Twilio reveals that a new breach from a June 2022 security attack by the same culprit from the August hack has accessed customer information.
The cloud company says that the security incident on June 29 used a social engineering trick that uses voice phishing to get an employee to give away their credentials, Bleeping Computer says.
The Large-scale SMiShing Campaign Affects Hundreds Of Customers
With the stolen credentials from the Twilio employee, the hackers were able to access customers' contact information, but only for a limited number of them.
While the cyber criminals were identified within 12 hours, 209 customers and 93 Authy end users were impacted by the earlier attacks caused by Scatter Swine or Oktapus.
However, an investigation by the cloud service provider found no evidence that customers' console accounts, API keys, and authentication keys have also been compromised.
The attacks did not stop in June, but on August 9, when the last observed activity in Twilio's system was observed after hackers gained access to the company's database.
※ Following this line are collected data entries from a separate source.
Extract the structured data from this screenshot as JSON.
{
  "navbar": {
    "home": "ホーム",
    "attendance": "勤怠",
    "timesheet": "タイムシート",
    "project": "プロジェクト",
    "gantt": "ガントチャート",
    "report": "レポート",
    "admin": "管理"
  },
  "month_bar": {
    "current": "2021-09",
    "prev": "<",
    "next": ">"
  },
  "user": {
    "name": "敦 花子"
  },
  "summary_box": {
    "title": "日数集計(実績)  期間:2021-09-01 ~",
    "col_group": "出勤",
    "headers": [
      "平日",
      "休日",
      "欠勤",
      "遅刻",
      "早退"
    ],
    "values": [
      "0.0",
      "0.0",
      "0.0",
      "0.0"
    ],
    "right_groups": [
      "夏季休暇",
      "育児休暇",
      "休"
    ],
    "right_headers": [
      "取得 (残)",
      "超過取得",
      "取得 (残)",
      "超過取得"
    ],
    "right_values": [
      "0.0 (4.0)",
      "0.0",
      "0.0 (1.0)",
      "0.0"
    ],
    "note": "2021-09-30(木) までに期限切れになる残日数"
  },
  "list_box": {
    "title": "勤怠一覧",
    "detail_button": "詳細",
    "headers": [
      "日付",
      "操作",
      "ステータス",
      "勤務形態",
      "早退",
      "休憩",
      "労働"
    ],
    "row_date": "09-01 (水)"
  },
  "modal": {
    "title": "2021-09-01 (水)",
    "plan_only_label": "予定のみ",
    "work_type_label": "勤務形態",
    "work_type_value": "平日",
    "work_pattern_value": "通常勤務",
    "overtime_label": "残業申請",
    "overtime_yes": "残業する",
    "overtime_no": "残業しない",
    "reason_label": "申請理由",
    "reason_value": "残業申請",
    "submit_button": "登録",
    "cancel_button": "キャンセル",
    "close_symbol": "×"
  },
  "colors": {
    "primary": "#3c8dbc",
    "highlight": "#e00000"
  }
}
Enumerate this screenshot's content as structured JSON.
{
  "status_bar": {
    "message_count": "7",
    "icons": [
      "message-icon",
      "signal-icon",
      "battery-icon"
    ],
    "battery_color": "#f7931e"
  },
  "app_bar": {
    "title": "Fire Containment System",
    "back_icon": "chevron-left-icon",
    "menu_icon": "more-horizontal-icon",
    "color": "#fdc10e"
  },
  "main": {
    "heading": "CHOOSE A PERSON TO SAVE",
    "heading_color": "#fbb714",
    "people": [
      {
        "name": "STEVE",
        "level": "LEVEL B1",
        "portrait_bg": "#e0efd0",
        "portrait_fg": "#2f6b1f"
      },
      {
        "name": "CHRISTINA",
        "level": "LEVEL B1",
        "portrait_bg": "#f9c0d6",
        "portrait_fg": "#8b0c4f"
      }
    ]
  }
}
After this, Twilio claims that the August incident was possible because the hackers used employee credentials to access its networks gained through SMS phishing.
Once the hackers were in the company's network, they acquired customers and users' data through administrative portals and accessed Authy 2FA accounts and codes.
According to Bleeping Computer, the data breach, which also let the threat actors register their own devices to get temporary tokens, is part of an extensive campaign.
This campaign by Scatter Swine targeted at least 130 organizations, including MailChimp, Klaviyo, and Cloudflare, which says that their employees were also victims of the same SMiShing attack.
As a result of both breaches that happened in June and August, Twilio has reset the credentials of the employee user accounts.
Read More: Twilio Confirms 125 Customers Have Been Affected by Data Breach - Have Passwords Been Stolen?
Twilio Is Making Eradication And Remediation Efforts After The Attack
According to Twilio's incident report, upon discovering the breach that was done through an unauthorized access to the company's systems, they are now taking actions to address it.
The cloud company is now making sure that they have rid of the threat actor's access to their systems by revoking all active sessions connected to the Okta-integrated apps.
Additionally, they are blocking all of the things associated with the compromise, and are taking down two fake Twilio domains, Twilio reports.
Furthermore, Twilio has put in place a number of security measures which includes implementing stronger two-factor precautions and distributing FIDO2 tokens to employees.
They are also implementing additional layers of control in their VPN, and are conducting more mandatory security training for all employees based on social engineering attack techniques.
Moreover, the company has already reached out to their customers to express regret about the situation, and to assure them that the company is making significant enhancements to their security.
With this, Twilio commits itself to doing better by making long term investments to continue to earn customer trust back for the cloud company.